Alt-j, porté par la voix sublime de Joe Newman, c’est un groupe qui vous hypnotise, vous fait planer et vous transporte dans un océan de sonorités subtiles et psychédeliques. L’an dernier, sortait leur nouvel album, Relaxer, successeur de l’excellent This Is All Yours. Si vous n’avez pas encore écouté ces deux albums, je ne peux que vous conseiller de brancher vos écouteurs, en particulier pour Relaxer, puisque l’album dont je vais vous parler lui est fortement lié. Voici un avant goût de Relaxer avec l’excellent clip du titre Deadcrush !

 

 

Reduxer, sorti le 28 septembre dernier, est donc le nouvel album d’Alt-j. Il s’agit d’un remake de Relaxer, une version alternative…  rap/hip hop ! Alt-j a toujours eu des influences hip hop, il est donc assez normal de le voir plonger à fond dans le genre. Mais au lieu de nous proposer du tout neuf, le groupe britannique s’est orienté vers des remixes de leurs titres précédents. On peut donc se demander si il y a un véritable intérêt à cet album, alors que le précédent est plutôt récent, et que ce petit nouveau n’est pas si nouveau que ça ? Et bien pour ma part je dirais que oui, il vaut carrément le détour ! On redécouvre les morceaux de manière inédite, c’est une nouvelle facette d’Alt-j qui se dévoile à nous. Les sonorités propres au groupe sont toujours présentes et viennent se mêler aux nouvelles, importées par les rappeurs en featuring.

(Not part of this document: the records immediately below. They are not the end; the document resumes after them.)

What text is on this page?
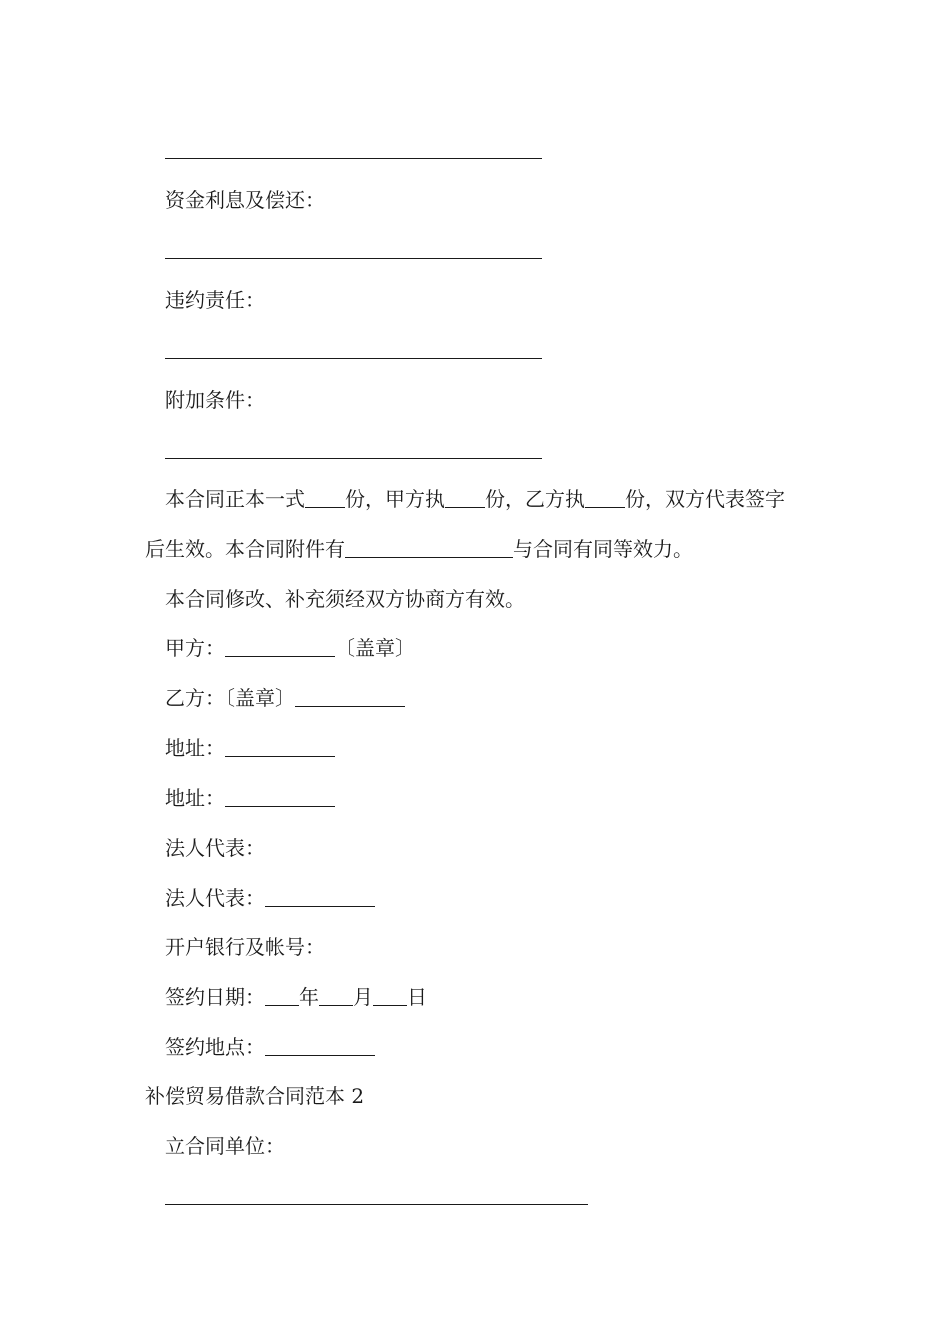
资金利息及偿还：
违约责任：
附加条件：
本合同正本一式 份，甲方执 份，乙方执 份，双方代表签字
后生效。本合同附件有	与合同有同等效力。
本合同修改、补充须经双方协商方有效。
甲方：	〔盖章〕
乙方：〔盖章〕
地址：
地址：
法人代表：
法人代表：
开户银行及帐号：
签约日期： 年 月 日
签约地点：
补偿贸易借款合同范本 2
立合同单位：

L’album est d’une belle diversité musicale mais également linguistique puisque l’on retrouve un rappeur allemand ainsi que le français Lomepal qui a bien marqué cette année 2018. Et comme si la musique ne suffisait pas, Alt-j et leur featuring nous offrent un panel de clips aux visuels bien psychédéliques. Le groupe britannique a toujours su proposer des clips originaux à l’imagerie marquante, ici, pas d’exception puisque les clips, comme les titres de l’album, offrent un mélange des univers des rappeurs et d’Alt-j. Ce nouvel album est une  pépite qui permet au groupe un véritable renouvellement tout en conservant ce que l’on apprécie chez eux. Allez vous faire votre propre avis, foncez écouter ce nouvel album, et si le groupe vous est toujours inconnu c’est le moment de le découvrir ! Je vous laisse, en plus du dernier clip de Deadcrush, le lien vers un petit jeu bien psyché disponible sur le site du d’Alt-J !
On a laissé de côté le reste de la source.